6) Who are the customers to whom this solution is addressed?
Check Point's CloudGuard platform is a solution delivered in SaaS mode, making it easily deployable in environments and businesses of all sizes. Thanks to the multi-cloud approach, it is possible to manage different types of environments, including Amazon Web Services / Microsoft Azure / Google Cloud Platform / Alibaba and Kubernetes. These features make it the ideal solution for those who currently use the different types of services offered by Cloud Service Providers.
7) Three reasons for choosing CloudGuard Posture Management?
The Check Point platform in which the Posture Management component is located, also allows the implementation of Threat intelligence and Workload Protection tools within the same management console. An integral part of the solution is Governance Specification Language (GSL) which allows companies to define their own posture management rules through a single syntax applicable to any cloud environment. To import your cloud accounts within the Cloud Security Posture Management platform it will not be necessary to provide elements external to your environment with write access, as the solution will integrate via API with read-only permissions.

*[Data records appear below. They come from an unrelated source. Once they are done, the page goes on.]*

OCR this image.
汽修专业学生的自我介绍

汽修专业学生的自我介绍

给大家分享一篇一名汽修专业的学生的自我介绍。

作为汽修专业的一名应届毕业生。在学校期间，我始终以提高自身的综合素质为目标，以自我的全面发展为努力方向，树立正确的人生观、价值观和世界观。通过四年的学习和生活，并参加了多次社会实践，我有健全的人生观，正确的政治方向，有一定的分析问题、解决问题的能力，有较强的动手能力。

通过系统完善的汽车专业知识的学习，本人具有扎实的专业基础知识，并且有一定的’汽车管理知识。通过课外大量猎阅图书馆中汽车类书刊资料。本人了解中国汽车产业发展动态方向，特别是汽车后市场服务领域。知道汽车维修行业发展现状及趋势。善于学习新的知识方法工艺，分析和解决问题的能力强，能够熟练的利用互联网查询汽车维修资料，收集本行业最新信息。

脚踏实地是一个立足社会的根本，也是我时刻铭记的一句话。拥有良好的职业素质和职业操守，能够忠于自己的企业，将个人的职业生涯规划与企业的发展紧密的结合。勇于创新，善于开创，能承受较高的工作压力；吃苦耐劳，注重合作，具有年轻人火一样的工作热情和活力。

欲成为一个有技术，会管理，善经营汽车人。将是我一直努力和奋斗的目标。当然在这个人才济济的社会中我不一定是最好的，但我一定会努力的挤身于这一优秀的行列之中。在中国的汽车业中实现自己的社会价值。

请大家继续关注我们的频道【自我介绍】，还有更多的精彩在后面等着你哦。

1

8) How does Check Point see the future of the cloud in cyber security?
The adoption of the cloud by companies is constantly growing, which is why these infrastructures are increasingly becoming critical assets. This transition will increasingly lead to the adoption of security control solutions within these environments and the services exposed, as a configuration problem in this context can immediately translate into an infrastructure vulnerability that can be exploited by a striker. For this reason, Check Point believes that security within the cloud can be considered a cornerstone for the correct use of these technologies.